Sarsa算法利用这些样本来估计动作价值:
$$
\begin{cases}
q_{t+1}(s_t, a_t) = q_t(s_t) - \alpha_t(s_t, a_t)[q_t(s_t,a_t) - (r_{t+1} + \gamma q_t(s_{t+1}, a_{t+1}))] & (s, t)=(s_t, a_t) \\
q_{t+1}(s, a) = q_t(s, a) & (s, a) \neq (s_t, a_t)
\end{cases}
$$

其中，$t=0,1,2,...$，$\alpha_t(s_t, a_t)$是一个很小的正数，代表学习率。

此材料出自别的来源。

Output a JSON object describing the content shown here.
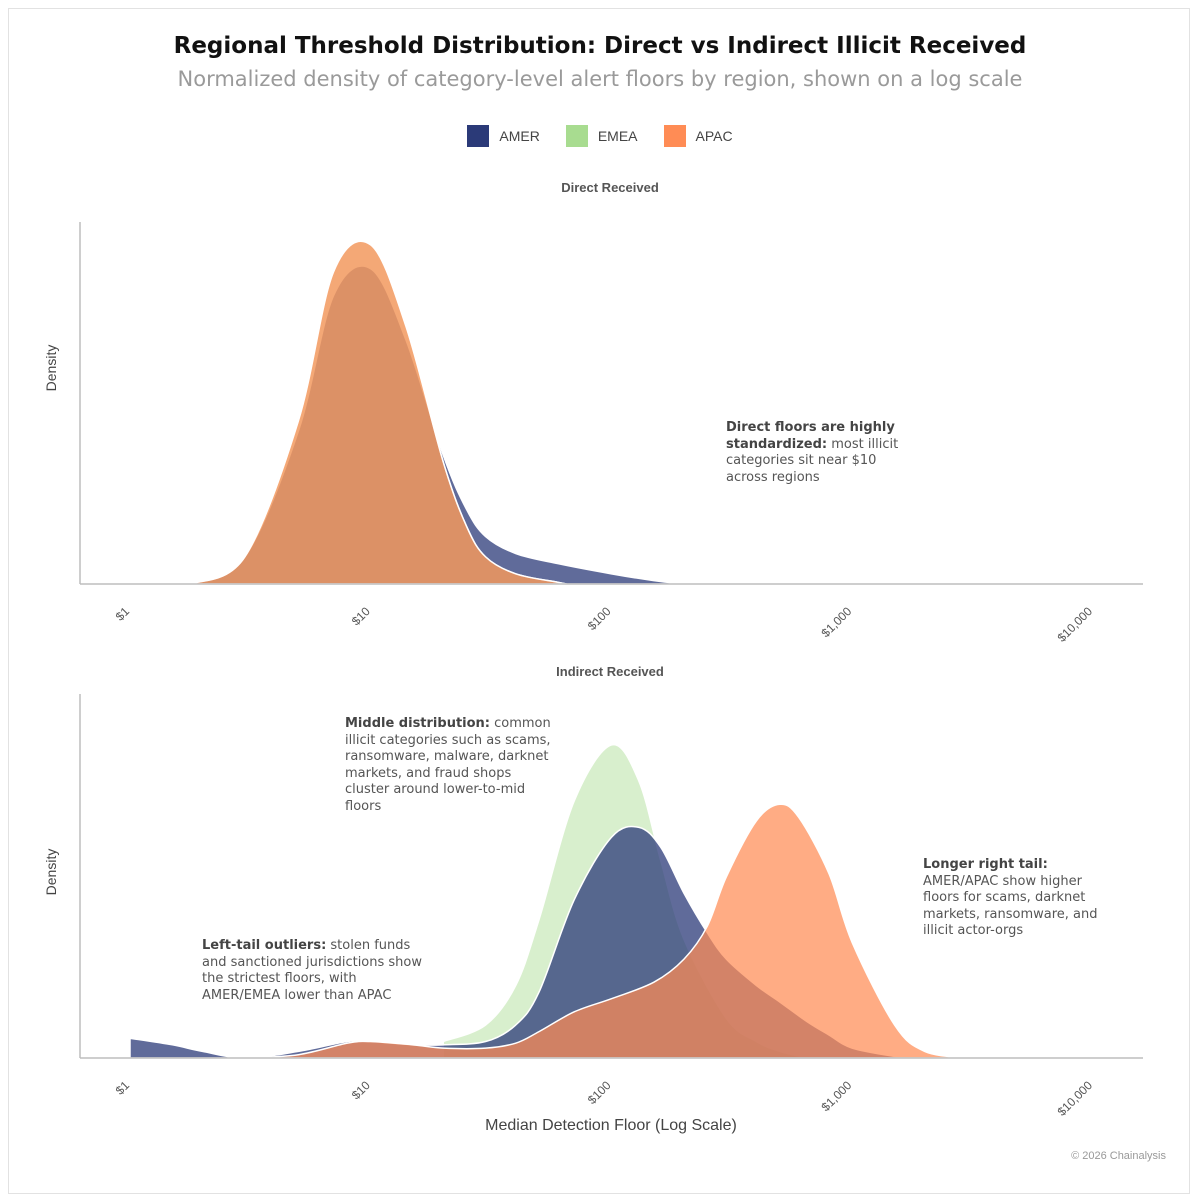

Sarsa的推导过程与Temporal-Difference类似，感兴趣的话可以回顾上一章节。

### Sarsa Algorithms
- 初始化：对于所有的状态-动作对$(s,a)$和时刻$t$初始化$\alpha_t(s,a)=\alpha>0$、初始化$q_0(s,a)$、初始化贪婪策略$\pi_0$，$\epsilon \in (0,1)$
- 对于每一个episode:
- $\qquad$ 遵循策略$\pi_0(s_0)$在$t_0$时刻生成动作$a_0$
- $\qquad$ 如果$s_t(t=0,1,2,\cdots)$不是目标状态，则：
- $\qquad\qquad$ 给定$(s_t,a_t)$采样得到$(r_{t+1},s_{t+1}, a_{t+1})$，其中$a_{t+1}$遵循$\pi_t(s_{t+1})$
- $\qquad\qquad$ 更新动作价值：$q_{t+1}(s_t, a_t) \leftarrow q_{t}(s_t, a_t)-\alpha_{t}(s_t, a_t)[q_{t}(s_t,a_t) - (r_{t+1}+\gamma q_{t}(s_{t+1},a_{t+1}))]$
- $\qquad\qquad$ 更新策略：如果$a = \arg\max_a q_{t+1}(s_t, a)$， $\pi_{t+1}(a|s_t)=1-\frac{\epsilon}{|\cal A(s_t)|}(|\cal A(s_t)| - 1)$，否则$\pi_{t+1}(a|s_t) = \frac{\epsilon}{|\cal A(s_t)|}$
- $\qquad$ $s_t \leftarrow s_{t+1}$, $a_t \leftarrow a_{t+1}$

### Example

In [1]:
import time

import numpy as np
import gymnasium as gym
from tqdm import tqdm

In [2]:
class Sarsa:
    """ Sarsa Algorithm """

    def __init__(self, env, alpha=0.1, gamma=0.9, epsilon=0.1, epsilon_decay=0.99):

        self.env = env
        self.alpha = alpha
        self.gamma = gamma
        self.epsilon = epsilon
        self.epsilon_decay = epsilon_decay

        self.returns = []
        self.q_tables = np.zeros((env.observation_space.n, env.action_space.n))
        self.policy = np.ones((env.observation_space.n, env.action_space.n)) / env.action_space.n

    @staticmethod
    def custom_reward(done, reward):
        if done and reward == 1:
            return 10
        elif done and reward == 0:
            return -5
        else:
            return -0.1

    def take_action(self, state):
        """ Take an epsilon-greedy action based on the Q-table """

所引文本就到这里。